Il y a deux semaines, lors d’une « causerie » organisée par l’Institut des Futurs Souhaitables à l’ESC de Paris, Dennis Meadows, à l’occasion de la promotion de son livre Les limites de la croissance (retraduit et remis à jour), se situait clairement du côté cynique de la force. Ce rapport, demandé à une équipe du MIT par le club de Rome il y a 40 ans, avait conclu que la croissance matérielle perpétuelle conduirait à un « effondrement » du monde, à savoir la diminution brutale de la population accompagnée d’une dégradation significative des conditions de vie. Meadows et son équipe pensaient alors qu’il y avait moyen de ralentir voire de faire marche arrière pour éviter l’effondrement. Aujourd’hui, puisque personne n’a eu l’air de prendre au sérieux ce rapport, il n’y croit plus. « Je ne fais confiance ni dans les gouvernements, ni dans les initiatives citoyennes pour prendre les mesures nécessaires et je ne crois pas davantage au développement durable », affirmait-il remarquant au passage : « Mais qui a dit que la pauvreté devait disparaître et que tout le monde devait connaître le même développement ? ». Gloups. Certes, le modèle occidental de développement a des ratés, certes il faut le réinventer, mais de là à penser que certains pourraient se contenter de presque rien alors que d’autres ont presque tout… brrrr… Seule la résilience de la planète et d’une partie de sa population, après l’effondrement, permettront, aux yeux de Meadows, de bâtir un autre monde. J’avais l’impression de voir défiler les pages de Ravage, le roman de Barjavel, où un petit groupe humain survit à un cataclysme sans précédent et fonde une nouvelle société, plus juste, plus respectueuse de l’environnement, plus humaine et touci et touça. Drôle de vision.
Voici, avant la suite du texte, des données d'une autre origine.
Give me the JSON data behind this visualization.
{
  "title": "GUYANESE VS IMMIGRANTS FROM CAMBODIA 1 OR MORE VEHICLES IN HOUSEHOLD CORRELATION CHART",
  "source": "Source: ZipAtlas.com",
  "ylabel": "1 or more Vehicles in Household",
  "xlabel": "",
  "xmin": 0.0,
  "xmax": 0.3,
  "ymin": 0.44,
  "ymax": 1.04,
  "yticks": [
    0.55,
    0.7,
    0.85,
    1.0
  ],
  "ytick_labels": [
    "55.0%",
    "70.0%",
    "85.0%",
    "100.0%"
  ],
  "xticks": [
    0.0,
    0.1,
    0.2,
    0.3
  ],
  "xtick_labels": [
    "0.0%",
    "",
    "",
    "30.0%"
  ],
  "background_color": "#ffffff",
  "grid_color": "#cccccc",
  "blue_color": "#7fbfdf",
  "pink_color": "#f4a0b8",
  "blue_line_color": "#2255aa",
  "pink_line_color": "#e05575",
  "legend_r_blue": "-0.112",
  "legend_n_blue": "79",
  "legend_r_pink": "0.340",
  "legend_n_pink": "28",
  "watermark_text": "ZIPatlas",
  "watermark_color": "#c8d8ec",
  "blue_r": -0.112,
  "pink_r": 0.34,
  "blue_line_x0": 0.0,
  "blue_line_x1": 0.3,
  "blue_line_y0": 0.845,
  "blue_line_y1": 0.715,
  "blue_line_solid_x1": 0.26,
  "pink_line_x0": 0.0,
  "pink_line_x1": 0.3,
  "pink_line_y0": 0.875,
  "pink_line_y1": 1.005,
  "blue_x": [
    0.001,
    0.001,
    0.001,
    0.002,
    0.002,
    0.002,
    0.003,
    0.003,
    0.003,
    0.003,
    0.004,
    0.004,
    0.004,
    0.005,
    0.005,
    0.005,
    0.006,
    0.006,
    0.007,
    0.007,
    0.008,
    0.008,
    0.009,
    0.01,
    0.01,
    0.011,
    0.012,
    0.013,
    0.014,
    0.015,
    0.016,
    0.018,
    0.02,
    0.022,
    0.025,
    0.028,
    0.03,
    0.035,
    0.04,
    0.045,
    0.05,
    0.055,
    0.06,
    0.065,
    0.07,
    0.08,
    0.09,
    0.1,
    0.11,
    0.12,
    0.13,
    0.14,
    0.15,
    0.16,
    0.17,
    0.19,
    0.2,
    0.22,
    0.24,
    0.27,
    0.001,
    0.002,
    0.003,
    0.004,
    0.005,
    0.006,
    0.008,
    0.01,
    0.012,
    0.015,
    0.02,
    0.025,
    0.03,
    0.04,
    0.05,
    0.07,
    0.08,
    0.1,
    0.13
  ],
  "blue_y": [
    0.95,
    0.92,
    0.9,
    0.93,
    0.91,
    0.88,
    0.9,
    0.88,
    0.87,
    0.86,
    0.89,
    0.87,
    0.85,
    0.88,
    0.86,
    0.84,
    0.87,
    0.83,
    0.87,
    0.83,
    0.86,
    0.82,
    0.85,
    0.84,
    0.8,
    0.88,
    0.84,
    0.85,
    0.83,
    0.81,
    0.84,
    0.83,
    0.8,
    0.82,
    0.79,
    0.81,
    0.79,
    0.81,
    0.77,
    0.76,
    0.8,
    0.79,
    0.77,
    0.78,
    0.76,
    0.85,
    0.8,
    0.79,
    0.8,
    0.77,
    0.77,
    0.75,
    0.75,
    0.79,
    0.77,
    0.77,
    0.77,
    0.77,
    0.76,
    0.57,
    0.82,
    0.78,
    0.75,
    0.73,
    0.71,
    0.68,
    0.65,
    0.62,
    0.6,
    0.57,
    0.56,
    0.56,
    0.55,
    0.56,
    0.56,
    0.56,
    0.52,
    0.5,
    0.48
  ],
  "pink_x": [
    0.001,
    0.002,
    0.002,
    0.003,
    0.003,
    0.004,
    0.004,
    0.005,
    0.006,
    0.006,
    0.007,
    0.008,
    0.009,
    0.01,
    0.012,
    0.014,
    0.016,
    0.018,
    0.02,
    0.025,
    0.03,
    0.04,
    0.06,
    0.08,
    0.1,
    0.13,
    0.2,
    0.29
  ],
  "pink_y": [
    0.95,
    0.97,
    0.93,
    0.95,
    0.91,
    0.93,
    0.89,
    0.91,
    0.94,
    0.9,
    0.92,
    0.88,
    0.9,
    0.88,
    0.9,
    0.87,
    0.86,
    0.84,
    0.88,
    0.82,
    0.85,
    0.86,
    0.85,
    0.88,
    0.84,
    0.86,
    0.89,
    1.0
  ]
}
Dans cette interview donnée au Monde, Meadows remarque que le problème majeur, c’est l’absence de prise en compte du long terme par les pouvoirs publics. Et là, je suis d’accord. Et, bonne nouvelle, pleins de gens aussi dont les Paris+20 qui ont fait une place au « Long terme », incarné par une délégation au même titre que n’importe quel état. Le brillant orateur du « Long terme » de Paris+20, Pierre Bonneau, en signant la déclaration finale, a raconté l’histoire d’un enfant de 2100 qui interrogera ses parents pour comprendre le monde d’avant, celui où les inégalités le disputaient à l’épuisement de la ressource et aux atteintes à l’environnement. « Mais en juin 2012, les états ont changé le monde, ils ont reconnu que le monde entier n’est qu’un seul pays, et l’humanité, une seule famille », a rêvé le représentant du « Long terme », avant de revenir sur terre : « beaucoup reste à accomplir pour que cette histoire devienne une réalité ».

Les rêves, les espoirs et l’optimisme des Paris+20 ont ému Sébastien Treyer, directeur des programmes de l’Institut du développement durable et des relations internationales (IDDRI), qui a conclu cette journée. « Vous avez poussé le curseur de la solidarité et de la justice bien en avant », a-t-il commenté aux Paris+20, soulignant qu’il n’oublierait pas cet espoir lors du sommet de Rio+20 auquel il se rendra. D’ailleurs onze représentants des Paris+20 seront à Rio pour le lui rappeler !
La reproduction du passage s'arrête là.